Onodera Yuki : pour une éthique photographique

Michael Lucken


Le caractère original, énigmatique, surréel de l’œuvre d’Onodera Yuki a souvent été remarqué. Je voudrais insister pour ma part sur sa dimension éthique, sur le fait que la poésie puissante qui se dégage de ses photographies est subordonné à un regard moral sur la technique et les images, que la façon dont elle articule l’éthique et le poétique peut servir de modèle à la création contemporaine.

Une foule irradiée par un soleil noir. Dans sa série How to Make a Pearl (2000-2001), l’artiste a inséré une bille en verre dans la chambre de l’appareil. Lorsqu’elle déclenche l’obturateur, l’appareil ne parvient pas à capter entièrement la scène extérieure et régurgite le reflet de la tumeur qui l’habite. En insérant un élément étranger dans le corps de l’appareil, l’artiste contrevient au programme de la machine. Si la caméra était un texte — et les caméras sont aussi des textes — on parlerait d’interpolation. Cette manière de perturber le processus d’enregistrement photographique se retrouve dans plusieurs autres séries : dans Camera bien sûr, construite à partir de deux objectifs face à face, mais aussi dans The Bee, Roma, Look Out the Window, ainsi que dans ses dernières œuvres (Muybridge’s Twist) où elle assemble des morceaux d’images en des compositions qui dépassent la taille des plus grands tirages. C’est ce qu’Onodera appelle la « contre-photographie » (han-shashin) par laquelle elle se rattache discrètement aux mouvements de contreculture des années 1960.
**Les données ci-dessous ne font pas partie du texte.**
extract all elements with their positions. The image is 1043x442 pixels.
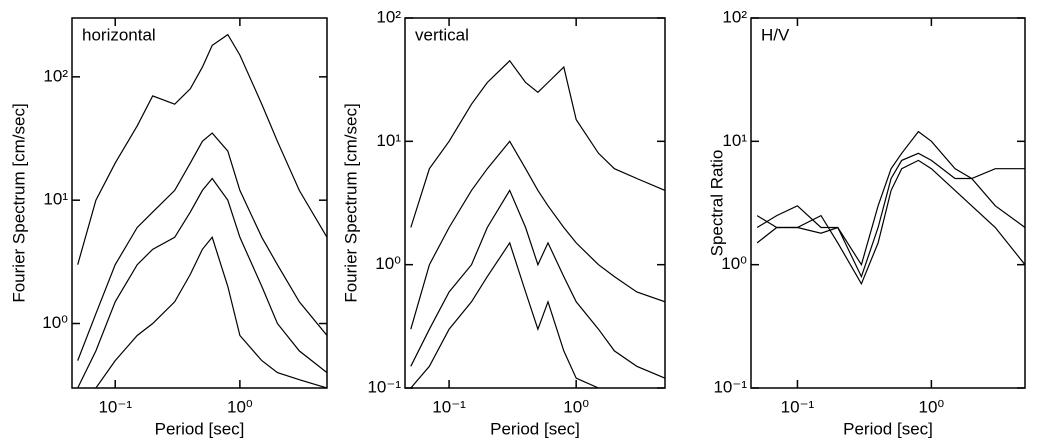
x-axis-label: Period [sec] [155, 419, 245, 438]
y-tick-label: 10² [376, 7, 401, 26]
spectrum-line [410, 59, 665, 228]
spectrum-line [756, 130, 1025, 267]
panel-label: H/V [761, 25, 790, 44]
y-tick-label: 10⁻¹ [713, 377, 747, 396]
panel: 10⁻¹ 10⁰ 10⁻¹ 10⁰ 10¹ 10² vertical Period [sec]… [341, 7, 666, 438]
x-tick-label: 10⁰ [919, 397, 945, 416]
x-axis-label: Period [sec] [490, 419, 580, 438]
panel: 10⁻¹ 10⁰ 10⁻¹ 10⁰ 10¹ 10² H/V Period [sec] Spect… [707, 7, 1026, 438]
spectrum-line [410, 189, 665, 379]
x-tick-label: 10⁻¹ [98, 397, 132, 416]
y-axis-label: Fourier Spectrum [cm/sec] [9, 103, 28, 302]
y-tick-label: 10² [722, 7, 747, 26]
y-tick-label: 10¹ [722, 131, 747, 150]
spectrum-line [410, 241, 599, 388]
spectrum-line [77, 33, 327, 265]
x-tick-label: 10⁻¹ [432, 397, 466, 416]
plot-frame [750, 17, 1026, 389]
y-axis-label: Spectral Ratio [707, 150, 726, 257]
panel: 10⁻¹ 10⁰ 10⁰ 10¹ 10² horizontal Period [sec] Fo… [9, 17, 328, 438]
y-tick-label: 10⁰ [721, 254, 747, 273]
x-axis-label: Period [sec] [843, 419, 933, 438]
y-tick-label: 10⁻¹ [367, 377, 401, 396]
y-tick-label: 10¹ [43, 190, 68, 209]
spectrum-line [756, 159, 1025, 286]
plot-frame [404, 17, 666, 389]
spectrum-line [77, 177, 327, 388]
spectrum-line [95, 236, 327, 388]
x-tick-label: 10⁰ [227, 397, 253, 416]
plot-frame [71, 17, 328, 389]
y-axis-label: Fourier Spectrum [cm/sec] [341, 103, 360, 302]
panel-label: horizontal [82, 25, 156, 44]
y-tick-label: 10⁰ [42, 313, 68, 332]
x-tick-label: 10⁰ [563, 397, 589, 416]
spectrum-line [410, 140, 665, 330]
y-tick-label: 10¹ [376, 131, 401, 150]
y-tick-label: 10² [43, 66, 68, 85]
panel-label: vertical [415, 25, 469, 44]
x-tick-label: 10⁻¹ [781, 397, 815, 416]
spectrum-line [756, 152, 1025, 279]
spectrum-line [77, 132, 327, 361]
y-tick-label: 10⁰ [375, 254, 401, 273]
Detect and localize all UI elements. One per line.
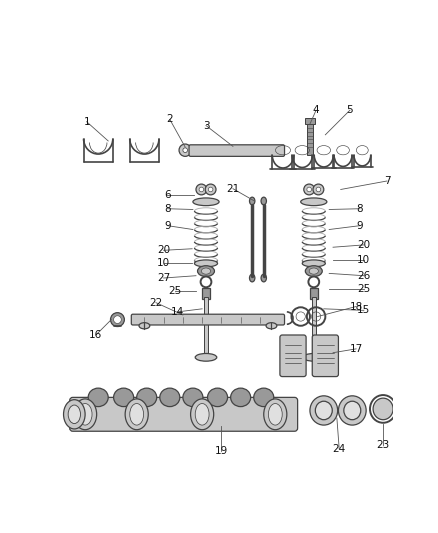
Text: 7: 7 <box>384 176 390 186</box>
Ellipse shape <box>339 396 366 425</box>
FancyBboxPatch shape <box>189 145 285 156</box>
Ellipse shape <box>183 388 203 407</box>
Text: 20: 20 <box>157 245 170 255</box>
Ellipse shape <box>303 353 325 361</box>
Ellipse shape <box>137 388 157 407</box>
Circle shape <box>199 187 204 192</box>
Circle shape <box>313 184 324 195</box>
Ellipse shape <box>139 322 150 329</box>
Text: 23: 23 <box>377 440 390 450</box>
Ellipse shape <box>305 265 322 277</box>
Bar <box>310 288 318 299</box>
Ellipse shape <box>195 353 217 361</box>
Bar <box>202 288 210 299</box>
Text: 22: 22 <box>149 297 162 308</box>
FancyBboxPatch shape <box>131 314 285 325</box>
Text: 8: 8 <box>357 204 363 214</box>
FancyBboxPatch shape <box>312 335 339 377</box>
FancyBboxPatch shape <box>280 335 306 377</box>
Ellipse shape <box>160 388 180 407</box>
Circle shape <box>307 187 311 192</box>
Ellipse shape <box>254 388 274 407</box>
Bar <box>307 124 313 155</box>
Text: 20: 20 <box>357 240 371 250</box>
Ellipse shape <box>250 274 255 282</box>
Text: 4: 4 <box>313 105 319 115</box>
Ellipse shape <box>373 398 393 419</box>
Ellipse shape <box>301 198 327 206</box>
Text: 17: 17 <box>350 344 363 354</box>
Ellipse shape <box>194 260 218 267</box>
Ellipse shape <box>88 388 108 407</box>
Circle shape <box>205 184 216 195</box>
Text: 27: 27 <box>157 273 170 283</box>
Ellipse shape <box>201 268 211 274</box>
Text: 9: 9 <box>164 221 171 231</box>
Text: 14: 14 <box>171 307 184 317</box>
Ellipse shape <box>310 396 338 425</box>
Ellipse shape <box>113 388 134 407</box>
Ellipse shape <box>68 405 81 424</box>
Text: 16: 16 <box>89 330 102 340</box>
Circle shape <box>113 316 121 324</box>
Ellipse shape <box>250 197 255 205</box>
FancyBboxPatch shape <box>70 398 298 431</box>
Text: 10: 10 <box>357 255 371 265</box>
Circle shape <box>208 187 213 192</box>
Ellipse shape <box>264 399 287 430</box>
Text: 25: 25 <box>357 284 371 294</box>
Circle shape <box>183 148 187 152</box>
Text: 10: 10 <box>157 257 170 268</box>
Ellipse shape <box>195 403 209 425</box>
Text: 15: 15 <box>357 305 371 316</box>
Text: 3: 3 <box>203 120 209 131</box>
Text: 26: 26 <box>357 271 371 281</box>
Text: 18: 18 <box>350 302 363 311</box>
Ellipse shape <box>344 401 361 419</box>
Ellipse shape <box>130 403 144 425</box>
Bar <box>312 297 316 357</box>
Ellipse shape <box>125 399 148 430</box>
Ellipse shape <box>64 400 85 429</box>
Text: 5: 5 <box>346 105 353 115</box>
Ellipse shape <box>266 322 277 329</box>
Ellipse shape <box>315 401 332 419</box>
Ellipse shape <box>268 403 282 425</box>
Ellipse shape <box>208 388 228 407</box>
Text: 9: 9 <box>357 221 363 231</box>
Bar <box>304 118 315 124</box>
Ellipse shape <box>74 399 97 430</box>
Ellipse shape <box>261 197 266 205</box>
Text: 24: 24 <box>332 444 346 454</box>
Circle shape <box>316 187 321 192</box>
Ellipse shape <box>231 388 251 407</box>
Circle shape <box>110 313 124 327</box>
Text: 1: 1 <box>83 117 90 127</box>
Text: 2: 2 <box>166 115 173 124</box>
Ellipse shape <box>302 260 325 267</box>
Ellipse shape <box>193 198 219 206</box>
Text: 8: 8 <box>164 204 171 214</box>
Text: 21: 21 <box>226 184 240 193</box>
Text: 25: 25 <box>169 286 182 296</box>
Ellipse shape <box>78 403 92 425</box>
Text: 6: 6 <box>164 190 171 200</box>
Text: 19: 19 <box>215 446 228 456</box>
Circle shape <box>304 184 314 195</box>
Bar <box>204 297 208 357</box>
Circle shape <box>179 144 191 156</box>
Ellipse shape <box>198 265 215 277</box>
Ellipse shape <box>309 268 318 274</box>
Circle shape <box>196 184 207 195</box>
Ellipse shape <box>191 399 214 430</box>
Ellipse shape <box>261 274 266 282</box>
Ces séries sont peu représentées dans la présente exposition car elles ont déjà été beaucoup montrées. Mais il est important de les mentionner parce qu’elles dessinent la première ligne de fond du travail d’Onodera : le programme de l’appareil doit être mis à l’épreuve. Avant tout « regard » sur les choses, avant la « rencontre » d’un quelconque sujet, le souci de se confronter au programme de l’appareil en le perturbant, en le « défiant », est la condition première de la créativité artistique en photographie. Dès lors, la photographie n’est pas seulement un art de la représentation, elle fournit aussi la trace d’une performance. Elle enjoint le spectateur non seulement à voir et ressentir, mais aussi à comprendre et refaire. Elle propose un certain rapport à la technique, qui passe par l’inquiétude et l’intervention, loin du confort d’emploi et des performances vantés par les fabricants.


En 1993, Onodera a récupéré des habits usagés réunis par Boltanski pour son installation Dispersion. Puis elle les a suspendus et photographiés, donnant naissance à une de ses séries les plus connues, Portrait of Second-hand Clothes. Là où Boltanski entasse des dépouilles informes en une sorte de requiem de la société humaine, Onodera les relève une à une, non pas pour leur « redonner vie », mais par attention pour ce qu’elles symbolisent : un ancien propriétaire, un corps générique, une certaine culture du vêtement. Ce souci de remettre les images « sur les pieds » est constant dans l’œuvre de l’artiste. Là où la publicité et la société de consommation les abaissent, elle les redresse. Dans les séries Transvest et PNI, les mannequins coupés dans les journaux ne sont plus des supports commerciaux, mais la forme humaine d’une ouverture vers la complexité ; dans Eleventh Finger, la photo volée rachète son effraction originaire par un travail de découpe d’une infinie précision ; dans Watch Your Joints!, les gestes fugaces et vains des footballeurs à la télévision acquièrent une forme de grâce.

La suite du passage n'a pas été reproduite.